In Investments - 2 years ago

Due to inflation time value of money is going down. Whatever you can have with the money you have is greater than what you could have in the future with the same money. So it is always a good idea of investing money somewhere without taking undue risk yet making returns instead of putting it in your pocket. But you need to be smart enough not to lose money in hunt of making more.

You need the balance the portfolio of your Savings. If you are ready to invest, don’t invest too much in too narrow range of investment because it would lead to the risk of losing too much in case of worst scenario. For that matter you need to diversify your investments to get to the safer end.

Options you have for investments are investing in Stocks, Bonds, Mutual Funds and Real Estate. Stocks carry greater risk than bonds and mutual funds. On the other side real estate value is really grown over the longer term. So if you are planning to invest make sure that you invest in the longer term and not for the short period. Every moves around cycles and you’ll be gaining if you just keep the investment and let your money grow.

If you want to make sure that your Savings and Investments really count, it is important to estimate how much you can invest. It can be any percentage of you income. You can invest at lower return and lower risk in case of Govt. bonds. You can also invest to areas to higher returns like up to 30% but with higher risk. Risk is the factor we are run from.

So you need to manage your portfolio of investment such that up to 30% of your investment should be risk free. Don’t matter they are just getting the return as low as 1-2% because your remaining 70% will be making higher returns. By doing this you have 30% investment risk free yet you can returns more than 20% overall. It is diversification and if you are the smart investor you need to do this. This is the most realistic approach to investments.

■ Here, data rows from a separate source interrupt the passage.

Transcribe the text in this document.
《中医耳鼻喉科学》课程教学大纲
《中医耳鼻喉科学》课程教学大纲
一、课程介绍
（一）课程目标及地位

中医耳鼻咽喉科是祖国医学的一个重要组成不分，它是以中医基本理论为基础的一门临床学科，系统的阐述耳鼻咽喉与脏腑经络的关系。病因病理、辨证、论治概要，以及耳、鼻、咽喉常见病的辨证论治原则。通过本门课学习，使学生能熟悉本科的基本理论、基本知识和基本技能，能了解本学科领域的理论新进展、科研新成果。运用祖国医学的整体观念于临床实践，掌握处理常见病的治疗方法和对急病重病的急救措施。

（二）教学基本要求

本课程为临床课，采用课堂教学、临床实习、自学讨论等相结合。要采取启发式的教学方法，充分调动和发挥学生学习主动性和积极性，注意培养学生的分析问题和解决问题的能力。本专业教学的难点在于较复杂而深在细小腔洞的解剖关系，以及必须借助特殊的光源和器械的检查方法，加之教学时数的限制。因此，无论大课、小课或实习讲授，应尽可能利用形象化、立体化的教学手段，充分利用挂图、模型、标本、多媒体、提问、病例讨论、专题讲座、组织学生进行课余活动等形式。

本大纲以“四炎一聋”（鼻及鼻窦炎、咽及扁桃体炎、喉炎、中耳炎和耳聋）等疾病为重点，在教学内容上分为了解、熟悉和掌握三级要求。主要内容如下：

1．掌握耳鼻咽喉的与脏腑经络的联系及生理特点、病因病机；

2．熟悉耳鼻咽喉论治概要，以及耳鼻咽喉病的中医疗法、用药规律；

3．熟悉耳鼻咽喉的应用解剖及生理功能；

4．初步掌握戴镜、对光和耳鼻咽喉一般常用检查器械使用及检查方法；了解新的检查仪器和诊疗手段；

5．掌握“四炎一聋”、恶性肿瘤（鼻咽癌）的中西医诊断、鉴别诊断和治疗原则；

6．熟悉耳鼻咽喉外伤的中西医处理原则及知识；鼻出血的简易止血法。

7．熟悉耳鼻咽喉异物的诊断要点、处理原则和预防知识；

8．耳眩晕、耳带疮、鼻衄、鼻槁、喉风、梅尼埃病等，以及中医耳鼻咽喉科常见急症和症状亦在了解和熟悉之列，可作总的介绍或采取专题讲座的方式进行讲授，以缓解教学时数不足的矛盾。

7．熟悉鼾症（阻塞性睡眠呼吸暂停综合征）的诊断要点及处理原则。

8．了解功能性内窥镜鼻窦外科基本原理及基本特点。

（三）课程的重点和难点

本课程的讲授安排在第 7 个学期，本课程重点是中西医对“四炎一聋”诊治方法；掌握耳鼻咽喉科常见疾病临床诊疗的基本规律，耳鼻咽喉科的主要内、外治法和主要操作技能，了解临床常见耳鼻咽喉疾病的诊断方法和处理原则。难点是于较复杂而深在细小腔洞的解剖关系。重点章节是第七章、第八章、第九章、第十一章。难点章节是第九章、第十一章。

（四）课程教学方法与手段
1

One factor the amount of risk you can take is your own age. It is a big factor when it comes to deciding up to which percentage you can take risk. Older people relies on risk free investments of savings on the other side younger people tries to invest more aggressively.

In the end you need to be smart enough not to lose money in hunt of making more. So it is a good idea no to put all the eggs in one basket. Formula to have money is pretty simple just be patient and enjoy returns from your Savings.